Comb Your Beard fucked around with this message at 16:17 on Jun 30, 2016 |
# ? Jun 30, 2016 15:56 |
|
Making Frank Forester's punch Sunday! Can't wait.
|
# ? Jun 30, 2016 18:05 |
|
Comb Your Beard posted:What's the best way to bring in Thyme flavor, syrup or liquor infusion? Syrup seems pretty popular, but infusion makes more sense with the hydrophobic oils. I infused thyme into vodka, beefeater, and Hendricks and found it worked best in the dry gin. The problem is the infusion turns an ugly brown after exposure to oxygen.
|
# ? Jun 30, 2016 20:34 |
|
thx for the tips on how to use the limoncello. Just found out a a gin and tonic with half lemon half limoncello in place of my usual lime is a god-tier easy summer cocktail. Can't wait to try it in everything now
|
# ? Jul 3, 2016 00:56 |
|
My friend gave me a bottle of George Dickel white whiskey for a present. Are there any cocktails to make with it?
|
# ? Jul 4, 2016 02:31 |
|
imo white whisky is a gimmick for spirit nerds and not any good in cocktails whatsoever but you can sort of treat it as a grain alcohol version of a rhum agricole if you're really determined, it'll work best in really simple citrusy cocktails without too many complex flavours
|
# ? Jul 4, 2016 02:38 |
|
Okay, thanks.
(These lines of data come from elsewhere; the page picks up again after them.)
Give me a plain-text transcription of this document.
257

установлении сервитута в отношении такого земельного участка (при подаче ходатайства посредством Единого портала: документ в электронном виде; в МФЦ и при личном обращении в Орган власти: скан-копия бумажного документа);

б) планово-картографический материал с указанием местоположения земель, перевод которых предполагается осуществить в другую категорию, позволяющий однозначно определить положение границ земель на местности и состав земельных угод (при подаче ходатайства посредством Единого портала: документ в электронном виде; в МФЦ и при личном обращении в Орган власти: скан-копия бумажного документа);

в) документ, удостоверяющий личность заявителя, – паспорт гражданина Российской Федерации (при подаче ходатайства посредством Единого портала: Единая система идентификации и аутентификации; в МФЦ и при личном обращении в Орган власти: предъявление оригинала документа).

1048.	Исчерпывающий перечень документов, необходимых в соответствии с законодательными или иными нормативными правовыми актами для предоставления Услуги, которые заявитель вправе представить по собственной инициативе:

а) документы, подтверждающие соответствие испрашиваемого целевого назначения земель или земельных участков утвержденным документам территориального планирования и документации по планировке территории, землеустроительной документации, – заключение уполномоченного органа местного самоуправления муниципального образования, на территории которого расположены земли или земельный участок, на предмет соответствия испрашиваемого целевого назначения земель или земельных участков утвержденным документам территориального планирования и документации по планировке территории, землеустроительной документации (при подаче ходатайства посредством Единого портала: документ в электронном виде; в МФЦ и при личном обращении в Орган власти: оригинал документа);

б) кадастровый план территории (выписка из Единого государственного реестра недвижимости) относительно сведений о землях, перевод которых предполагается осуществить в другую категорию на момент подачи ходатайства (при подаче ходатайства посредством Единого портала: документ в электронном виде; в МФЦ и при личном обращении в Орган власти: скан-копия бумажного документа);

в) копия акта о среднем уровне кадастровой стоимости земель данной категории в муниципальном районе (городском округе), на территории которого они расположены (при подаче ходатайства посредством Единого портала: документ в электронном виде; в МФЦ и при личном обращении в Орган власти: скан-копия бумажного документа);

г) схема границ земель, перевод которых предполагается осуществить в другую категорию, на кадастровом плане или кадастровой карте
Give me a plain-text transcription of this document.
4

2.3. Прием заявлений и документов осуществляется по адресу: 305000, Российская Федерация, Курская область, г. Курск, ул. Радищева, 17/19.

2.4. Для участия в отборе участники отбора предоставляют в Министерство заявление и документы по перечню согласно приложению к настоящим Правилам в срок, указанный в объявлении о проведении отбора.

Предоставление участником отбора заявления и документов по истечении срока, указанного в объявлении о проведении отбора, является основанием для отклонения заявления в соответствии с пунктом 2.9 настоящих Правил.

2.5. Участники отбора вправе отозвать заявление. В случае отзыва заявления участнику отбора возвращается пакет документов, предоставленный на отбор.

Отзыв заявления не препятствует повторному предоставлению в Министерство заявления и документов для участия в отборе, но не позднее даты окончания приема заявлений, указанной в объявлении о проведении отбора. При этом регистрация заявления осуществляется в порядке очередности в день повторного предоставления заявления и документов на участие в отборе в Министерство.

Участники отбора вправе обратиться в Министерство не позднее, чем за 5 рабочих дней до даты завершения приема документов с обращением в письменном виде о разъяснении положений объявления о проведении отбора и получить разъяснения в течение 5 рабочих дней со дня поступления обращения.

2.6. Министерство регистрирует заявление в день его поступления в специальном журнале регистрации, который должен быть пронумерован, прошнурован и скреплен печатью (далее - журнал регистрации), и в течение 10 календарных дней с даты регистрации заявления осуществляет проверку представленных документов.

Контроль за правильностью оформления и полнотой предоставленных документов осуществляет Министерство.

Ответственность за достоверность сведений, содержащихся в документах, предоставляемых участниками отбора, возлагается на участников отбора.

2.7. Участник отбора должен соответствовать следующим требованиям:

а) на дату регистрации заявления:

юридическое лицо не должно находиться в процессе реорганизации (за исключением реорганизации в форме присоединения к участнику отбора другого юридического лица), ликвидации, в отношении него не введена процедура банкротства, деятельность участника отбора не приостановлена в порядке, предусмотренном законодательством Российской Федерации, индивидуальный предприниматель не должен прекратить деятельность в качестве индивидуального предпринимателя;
I figured at worst it's like vodka, where it doesn't really give much character to the drink.
|
# ? Jul 4, 2016 03:24 |
|
I was given similar and after ignoring it for a year, am now infusing it with lemon zest to do a corny limoncello.
|
# ? Jul 4, 2016 21:11 |
|
It does have an interesting taste and mouth feel. I had that same bottle about two years ago. Made a nice vesper.
|
# ? Jul 5, 2016 02:03 |
|
I had this really tasty cocktail the other day with mushroom-flavored cognac. Is there any way to recreate that at home?
|
# ? Jul 6, 2016 23:26 |
|
|
# ? Jun 8, 2024 17:41 |
|
Fart Car '97 posted:1.5 Oz dry gin, 1oz grapefruit, .5 lime, 1-1.5 maraschino, a dash simple. Shake, rocks glass, top with sods. I use less maraschino if it's luxardo, because it's a more potent flavor than the cheap stuff. You were not lying. This poo poo is delicious. I think it's my official summer drink along with my gin-limoncello tonic. Just enough bitterish-ness from the grapefruit/maraschino to balance everything. I'm not even sure the soda is mandatory!